И Майк как раз был в полный рост ребенком этого времени, и когда дальше действительность стала более уродливой, то это стало уже тяжело. А в промежутке, когда КГБ еще не начало все это давить, года до восьмидесятого - восемьдесят второго, когда еще никто из правоохранительных органов не понимал, что вообще это такое, было время чистого, неразбавленного рок-н-ролла со всеми его кайфами. Ни шоу-бизнес его не давил, ни менты, никто не давил, и песни шли сами по себе, и поэтому он тогда написал большую часть своих песен. У нас тоже - практически пять альбомов за два года - это много. Я вспоминаю вечер, когда мы сидим у Майка на кухне, и он поет «Дрянь», только что написанную, и нет ощущения, что мы находимся в какой-то рок-н-ролльной провинции, что ТАМ они умеют, а мы не умеем - ни фига! Тот комплекс, которым страдало большинство наших советских рок-музыкантов, так называемых - они-то мол умеют, у них там фуз и квак, и обработка, и все… - нам это было не нужно. Это были какие-то прилагающиеся детали, и только это и было правильное ощущение, что если написал правильную песню, правильно ее спел один раз - все! Остальное уже должно прикладываться. Один музыкант сказал: «Рок-н-ролл - это отношение. Совсем не обязательно быть лучшим в мире гитаристом». У Майка, как раз, именно это и было - какое имеет значение, кто как играет на гитаре, главное - отношение. И отношение из воображаемой звезды сделало его настоящей звездой. Отношение с самого начала было правильное, а это то, чего нет у 99 процентов людей, с которыми мне приходится сталкиваться. Все интересуются, как пробиться на телевидение, как заработать деньги, как найти студию или что-то еще, а это рок-н-роллера не может интересовать, потому что все это прилагается. А как прилагается - это уж, простите, вопрос каждого человека.
МАЙК «Pокси»N3, 1978.
Он пришел ко мне с гитарой. После непременной чашки чая на кухне (составная часть любимого занятия) Майк начал играть и петь свои песни.

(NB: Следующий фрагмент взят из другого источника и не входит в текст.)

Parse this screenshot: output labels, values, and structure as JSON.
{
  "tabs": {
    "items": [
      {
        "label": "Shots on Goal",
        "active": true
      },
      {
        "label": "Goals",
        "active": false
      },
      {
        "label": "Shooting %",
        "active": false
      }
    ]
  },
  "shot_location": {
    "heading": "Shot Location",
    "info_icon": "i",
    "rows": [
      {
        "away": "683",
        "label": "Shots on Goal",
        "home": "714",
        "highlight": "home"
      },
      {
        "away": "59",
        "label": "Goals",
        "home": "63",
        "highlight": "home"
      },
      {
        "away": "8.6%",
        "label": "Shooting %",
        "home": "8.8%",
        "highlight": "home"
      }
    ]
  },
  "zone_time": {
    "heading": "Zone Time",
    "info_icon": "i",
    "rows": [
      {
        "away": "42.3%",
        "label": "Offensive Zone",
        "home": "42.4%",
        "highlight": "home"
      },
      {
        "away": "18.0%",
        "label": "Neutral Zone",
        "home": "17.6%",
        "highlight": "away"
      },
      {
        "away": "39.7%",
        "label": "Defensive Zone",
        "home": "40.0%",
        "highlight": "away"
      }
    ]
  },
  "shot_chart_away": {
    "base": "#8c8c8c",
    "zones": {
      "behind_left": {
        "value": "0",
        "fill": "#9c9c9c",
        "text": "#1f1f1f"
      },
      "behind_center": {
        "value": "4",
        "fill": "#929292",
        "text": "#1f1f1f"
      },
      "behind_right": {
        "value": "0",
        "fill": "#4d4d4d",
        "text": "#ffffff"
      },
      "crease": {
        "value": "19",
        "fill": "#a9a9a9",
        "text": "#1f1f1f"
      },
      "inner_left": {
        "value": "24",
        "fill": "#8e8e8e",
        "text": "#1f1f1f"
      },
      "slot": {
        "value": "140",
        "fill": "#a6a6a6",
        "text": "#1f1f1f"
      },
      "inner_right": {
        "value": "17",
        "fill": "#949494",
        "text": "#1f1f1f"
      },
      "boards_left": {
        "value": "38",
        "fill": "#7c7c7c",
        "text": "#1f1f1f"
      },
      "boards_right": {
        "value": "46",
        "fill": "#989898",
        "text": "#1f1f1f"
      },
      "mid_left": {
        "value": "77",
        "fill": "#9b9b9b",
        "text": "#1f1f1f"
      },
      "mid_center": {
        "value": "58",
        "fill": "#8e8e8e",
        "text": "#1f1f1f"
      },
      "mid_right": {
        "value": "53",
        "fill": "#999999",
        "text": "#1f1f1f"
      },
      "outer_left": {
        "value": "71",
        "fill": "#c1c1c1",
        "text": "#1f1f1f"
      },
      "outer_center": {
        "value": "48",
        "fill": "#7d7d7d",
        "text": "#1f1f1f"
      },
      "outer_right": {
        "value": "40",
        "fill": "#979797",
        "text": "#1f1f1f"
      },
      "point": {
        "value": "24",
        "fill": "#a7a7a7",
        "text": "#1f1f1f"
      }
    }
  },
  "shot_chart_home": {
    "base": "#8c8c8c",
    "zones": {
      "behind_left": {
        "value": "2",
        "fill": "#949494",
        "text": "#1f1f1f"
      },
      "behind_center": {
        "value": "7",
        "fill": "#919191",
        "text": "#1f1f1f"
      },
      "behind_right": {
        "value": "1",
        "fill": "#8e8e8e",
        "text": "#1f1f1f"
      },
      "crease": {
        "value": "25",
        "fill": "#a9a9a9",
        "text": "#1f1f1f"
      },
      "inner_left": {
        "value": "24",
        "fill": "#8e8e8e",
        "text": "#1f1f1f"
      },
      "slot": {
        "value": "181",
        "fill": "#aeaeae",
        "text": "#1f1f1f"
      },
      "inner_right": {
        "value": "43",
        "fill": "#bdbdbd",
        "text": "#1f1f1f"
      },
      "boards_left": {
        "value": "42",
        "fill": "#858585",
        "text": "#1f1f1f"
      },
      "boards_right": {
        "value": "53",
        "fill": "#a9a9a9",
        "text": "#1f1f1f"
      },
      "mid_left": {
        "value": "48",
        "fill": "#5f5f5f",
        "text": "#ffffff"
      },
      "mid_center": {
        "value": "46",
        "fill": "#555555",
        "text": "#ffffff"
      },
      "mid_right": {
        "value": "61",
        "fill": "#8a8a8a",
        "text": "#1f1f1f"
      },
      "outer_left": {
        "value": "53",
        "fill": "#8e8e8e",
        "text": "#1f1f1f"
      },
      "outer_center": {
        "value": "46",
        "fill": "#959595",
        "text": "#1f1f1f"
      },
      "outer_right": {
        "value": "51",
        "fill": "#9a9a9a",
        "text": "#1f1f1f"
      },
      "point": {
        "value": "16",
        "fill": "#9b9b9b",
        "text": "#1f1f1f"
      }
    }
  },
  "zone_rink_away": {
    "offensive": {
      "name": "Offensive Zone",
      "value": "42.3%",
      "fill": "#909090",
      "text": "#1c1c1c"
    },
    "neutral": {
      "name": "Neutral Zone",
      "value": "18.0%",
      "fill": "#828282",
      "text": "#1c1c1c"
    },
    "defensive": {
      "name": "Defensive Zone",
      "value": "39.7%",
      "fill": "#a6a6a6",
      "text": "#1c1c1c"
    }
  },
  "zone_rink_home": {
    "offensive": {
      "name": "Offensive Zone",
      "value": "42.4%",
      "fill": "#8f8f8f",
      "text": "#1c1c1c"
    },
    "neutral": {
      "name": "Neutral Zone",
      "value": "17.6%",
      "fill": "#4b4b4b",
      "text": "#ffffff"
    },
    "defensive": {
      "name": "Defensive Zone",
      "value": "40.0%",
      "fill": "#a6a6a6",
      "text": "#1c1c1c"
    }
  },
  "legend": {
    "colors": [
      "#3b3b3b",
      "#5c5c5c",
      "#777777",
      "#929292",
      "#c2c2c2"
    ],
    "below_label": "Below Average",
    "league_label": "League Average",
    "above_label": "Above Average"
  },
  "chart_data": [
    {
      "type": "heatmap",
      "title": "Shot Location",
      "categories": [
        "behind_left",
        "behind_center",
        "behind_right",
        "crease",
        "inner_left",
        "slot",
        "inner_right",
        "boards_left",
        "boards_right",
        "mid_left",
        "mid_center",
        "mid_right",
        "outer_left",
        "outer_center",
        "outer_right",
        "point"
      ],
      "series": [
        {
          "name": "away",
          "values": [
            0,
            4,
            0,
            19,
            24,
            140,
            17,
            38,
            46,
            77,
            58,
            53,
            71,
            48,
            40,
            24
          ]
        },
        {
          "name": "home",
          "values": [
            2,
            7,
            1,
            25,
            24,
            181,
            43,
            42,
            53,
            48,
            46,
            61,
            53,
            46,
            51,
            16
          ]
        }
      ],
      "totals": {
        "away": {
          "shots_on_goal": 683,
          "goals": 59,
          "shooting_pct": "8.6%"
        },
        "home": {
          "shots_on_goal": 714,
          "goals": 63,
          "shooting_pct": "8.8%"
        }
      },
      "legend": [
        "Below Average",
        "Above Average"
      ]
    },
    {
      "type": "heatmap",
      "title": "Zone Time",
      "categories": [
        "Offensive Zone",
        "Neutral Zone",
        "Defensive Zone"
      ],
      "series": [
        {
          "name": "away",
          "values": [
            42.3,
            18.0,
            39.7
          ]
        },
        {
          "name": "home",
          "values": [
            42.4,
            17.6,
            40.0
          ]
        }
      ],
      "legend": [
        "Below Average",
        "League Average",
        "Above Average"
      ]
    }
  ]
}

Да, оказалось, что Майк, знакомый некоторым как аранжировщик песни «Драйв май кар» (3-е место в Ленгортопе), еще некоторым как прекрасный исполнитель рок-н-роллов, и вовсе незнакомый другим, сочиняет и поет свои песни.
Один этот факт, даже без комментариев, должен, по-моему, заставить задуматься рок-общественность. Оказывается, в нашем городе есть еще один рок-автор!
Скептически настроенные, могут усмехнуться: «Мало ли, кто чего насочинит. Надо бы это сначала послушать… А, может быть, и слушать не стоит?» Могу только ответить: «А вы послушайте, и все узнаете».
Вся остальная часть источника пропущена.